Assustado, voltei os olhos para trás e vi a uma grande distância, por aquele rapidíssimo caminho, alguém que caía precipitadamente. Conforme ia se aproximando, procurava fixar-lhe o rosto; afinal reconheci nele um dos meus jovens. Seus cabelos, em parte desordenados e eriçados, em parte lançados para trás por efeito do vento; seus braços, estendidos para adiante em atitude de quem nada para escapar do naufrágio. Queria parar e não podia. Tropeçava nas pedras salientes do caminho e elas mesmas serviam para dar-lhe mais impulso na queda.
- Corramos, vamos Pará-lo e ajuda-lo - dizia eu, enquanto estendia para ele as mãos.
- Não, deixa - dizia-me o guia.
- Por que não posso Pará-lo?
- Não sabes como é terrível a vingança de Deus?
Porventura crês que és capaz de parar alguém que foge da cólera acesa do Senhor?
Entrementes, o jovem, voltando a cabeça para trás e olhando com olhos esbugalhados para ver se a ira de Deus o perseguia, lançava-se ao fundo e ia chocar-se na porta de bronze, como se em sua fuga não pudesse encontrar melhor refúgio.
- Por que - perguntava eu - aquele jovem olha para trás com tanto espanto?
- Por que a ira de Deus atravessa todas as portas do Inferno e vai atormenta-los até em meio do fogo.
De fato, ante aquele encontrão, com estrondo se abriu a porta. Por trás dela abriram-se ao mesmo tempo, com estrondo ensurdecedor, duas, dez, cem, mil portas mais, empurradas pelo jovem que era levado por um torvelinho invisível, irresistível, velocíssimo. Todas essas portas de bronze, uma defronte à outra, embora a grande distância, ficavam um instante abertas. Vi no fundo, muito distante, como que a boca de um grande forno, e enquanto o jovem se precipitava naquela voragem, elevaram-se bolas de fogo. As portas voltaram a fechar-se com a mesma rapidez com que se haviam aberto. Tirei então minha caderneta para escrever o nome e o sobrenome daquele desgraçado, mas o guia, segurando-me pelo braço, intimou-se:
- Espera e observa novamente.
Olhei e presenciei outro espetáculo. Vi que por aquela vertente se precipitavam outros três jovens das nossas casas, os quais, à maneira de três pedras, rolavam rapidissimamente um após o outro. Tinham os braços abertos e urravam de terror.

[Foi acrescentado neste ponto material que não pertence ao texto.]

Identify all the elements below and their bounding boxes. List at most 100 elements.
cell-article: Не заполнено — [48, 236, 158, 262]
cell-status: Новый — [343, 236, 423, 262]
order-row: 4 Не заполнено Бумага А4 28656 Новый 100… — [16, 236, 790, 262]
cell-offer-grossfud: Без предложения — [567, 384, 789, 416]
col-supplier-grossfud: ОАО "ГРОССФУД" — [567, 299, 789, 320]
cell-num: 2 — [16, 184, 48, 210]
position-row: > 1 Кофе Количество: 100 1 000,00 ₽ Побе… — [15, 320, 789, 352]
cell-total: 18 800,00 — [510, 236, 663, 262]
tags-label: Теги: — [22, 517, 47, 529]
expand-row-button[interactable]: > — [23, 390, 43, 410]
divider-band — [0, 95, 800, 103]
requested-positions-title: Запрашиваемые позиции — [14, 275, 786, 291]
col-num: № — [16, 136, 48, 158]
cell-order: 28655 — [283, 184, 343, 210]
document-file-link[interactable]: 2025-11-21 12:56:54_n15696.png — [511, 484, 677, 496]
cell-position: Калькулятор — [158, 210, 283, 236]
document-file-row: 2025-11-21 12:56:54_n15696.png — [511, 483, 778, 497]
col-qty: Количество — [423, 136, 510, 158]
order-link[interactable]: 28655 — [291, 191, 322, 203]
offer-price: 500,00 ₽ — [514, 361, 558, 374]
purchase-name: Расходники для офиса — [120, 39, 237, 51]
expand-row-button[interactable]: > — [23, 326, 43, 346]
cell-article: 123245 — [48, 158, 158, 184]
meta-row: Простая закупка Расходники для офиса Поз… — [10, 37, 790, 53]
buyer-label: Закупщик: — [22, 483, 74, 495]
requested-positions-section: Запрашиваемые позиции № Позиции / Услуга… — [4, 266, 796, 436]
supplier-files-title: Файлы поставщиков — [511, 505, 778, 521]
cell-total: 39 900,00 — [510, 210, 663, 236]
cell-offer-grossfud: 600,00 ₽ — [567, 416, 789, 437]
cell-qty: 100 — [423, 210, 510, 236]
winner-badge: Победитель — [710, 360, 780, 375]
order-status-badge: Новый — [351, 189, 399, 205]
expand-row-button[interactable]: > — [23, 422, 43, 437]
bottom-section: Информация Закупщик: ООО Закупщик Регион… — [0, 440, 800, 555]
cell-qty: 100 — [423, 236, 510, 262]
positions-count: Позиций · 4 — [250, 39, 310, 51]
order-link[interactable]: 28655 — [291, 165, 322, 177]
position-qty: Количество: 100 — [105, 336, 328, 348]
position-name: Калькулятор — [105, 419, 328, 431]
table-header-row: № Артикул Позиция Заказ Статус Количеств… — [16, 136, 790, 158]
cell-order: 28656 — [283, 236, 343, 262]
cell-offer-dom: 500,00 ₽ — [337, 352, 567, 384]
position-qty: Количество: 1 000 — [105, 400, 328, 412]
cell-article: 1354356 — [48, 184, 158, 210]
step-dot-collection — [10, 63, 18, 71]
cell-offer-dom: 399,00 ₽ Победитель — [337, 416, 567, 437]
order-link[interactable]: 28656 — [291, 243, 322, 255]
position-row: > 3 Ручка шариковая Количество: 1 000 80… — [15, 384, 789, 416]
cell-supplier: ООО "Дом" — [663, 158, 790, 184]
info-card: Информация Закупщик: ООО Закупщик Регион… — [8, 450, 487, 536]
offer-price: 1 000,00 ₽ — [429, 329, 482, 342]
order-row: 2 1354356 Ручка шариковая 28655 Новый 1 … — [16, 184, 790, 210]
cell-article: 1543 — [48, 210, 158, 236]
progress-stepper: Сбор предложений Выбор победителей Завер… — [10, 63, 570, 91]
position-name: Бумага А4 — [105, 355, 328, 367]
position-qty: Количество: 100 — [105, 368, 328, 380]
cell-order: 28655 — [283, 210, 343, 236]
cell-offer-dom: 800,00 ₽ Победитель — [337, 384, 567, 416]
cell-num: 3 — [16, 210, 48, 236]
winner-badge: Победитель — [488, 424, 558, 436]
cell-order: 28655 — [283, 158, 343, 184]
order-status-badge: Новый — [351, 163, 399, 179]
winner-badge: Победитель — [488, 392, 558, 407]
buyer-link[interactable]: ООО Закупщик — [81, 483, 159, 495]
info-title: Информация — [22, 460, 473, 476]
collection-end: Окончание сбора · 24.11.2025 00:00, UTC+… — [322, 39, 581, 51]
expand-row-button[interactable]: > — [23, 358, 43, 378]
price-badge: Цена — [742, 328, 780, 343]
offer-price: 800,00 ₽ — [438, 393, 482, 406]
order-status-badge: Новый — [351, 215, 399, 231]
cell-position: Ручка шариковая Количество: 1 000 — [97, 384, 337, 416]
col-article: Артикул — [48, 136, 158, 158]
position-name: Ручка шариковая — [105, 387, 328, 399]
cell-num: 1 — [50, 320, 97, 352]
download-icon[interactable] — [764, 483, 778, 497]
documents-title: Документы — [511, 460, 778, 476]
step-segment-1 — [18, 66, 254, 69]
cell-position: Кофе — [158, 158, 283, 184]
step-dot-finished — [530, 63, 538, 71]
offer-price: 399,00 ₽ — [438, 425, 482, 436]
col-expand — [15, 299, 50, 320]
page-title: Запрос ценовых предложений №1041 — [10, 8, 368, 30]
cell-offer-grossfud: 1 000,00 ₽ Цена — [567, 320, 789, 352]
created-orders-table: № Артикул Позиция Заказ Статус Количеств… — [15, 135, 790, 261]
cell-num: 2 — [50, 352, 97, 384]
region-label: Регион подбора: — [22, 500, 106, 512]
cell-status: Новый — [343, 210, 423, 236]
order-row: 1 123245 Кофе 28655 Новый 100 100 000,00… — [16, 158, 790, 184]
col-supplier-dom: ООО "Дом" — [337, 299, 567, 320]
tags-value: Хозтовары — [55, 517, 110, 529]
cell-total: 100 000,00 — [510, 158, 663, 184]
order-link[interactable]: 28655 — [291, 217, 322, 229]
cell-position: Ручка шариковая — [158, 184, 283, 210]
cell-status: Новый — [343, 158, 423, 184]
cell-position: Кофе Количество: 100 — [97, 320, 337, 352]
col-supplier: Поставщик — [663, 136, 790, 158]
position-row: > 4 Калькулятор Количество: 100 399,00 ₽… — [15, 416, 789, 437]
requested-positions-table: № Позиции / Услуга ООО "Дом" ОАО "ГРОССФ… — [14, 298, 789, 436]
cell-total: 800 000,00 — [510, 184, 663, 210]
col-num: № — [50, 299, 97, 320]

Chegaram ao fundo e foram bater na primeira porta. No mesmo instante, reconheci todos os três. A porta se abriu e, por trás delas, as outras mil; os jovens foram empurrados no compridíssimo corredor, ouviu-se um prolongado rumor infernal, que se afastava mais e mais, e desapareceram, cerrando-se as portas.
Muitos outros pouco a pouco foram caindo atrás desses. Vi cair um pobrezinho empurrado por um pérfido companheiro. Uns caíam sós, outros acompanhados; uns seguros pelo braço e outros soltos, ainda que bastante juntos uns dos outros. Todos levavam escrito na fronte o seu pecado. Eu os chamava com grande aflição, enquanto caíam. Mas os jovens não me ouviam; retumbavam as portas infernais ao abrir-se, fechavam-se depois, e seguia-se um silêncio sepulcral.
- Eis uma das causas principais de tantas condenações - exclamou meu guia - maus livros, maus companheiros e hábitos perversos.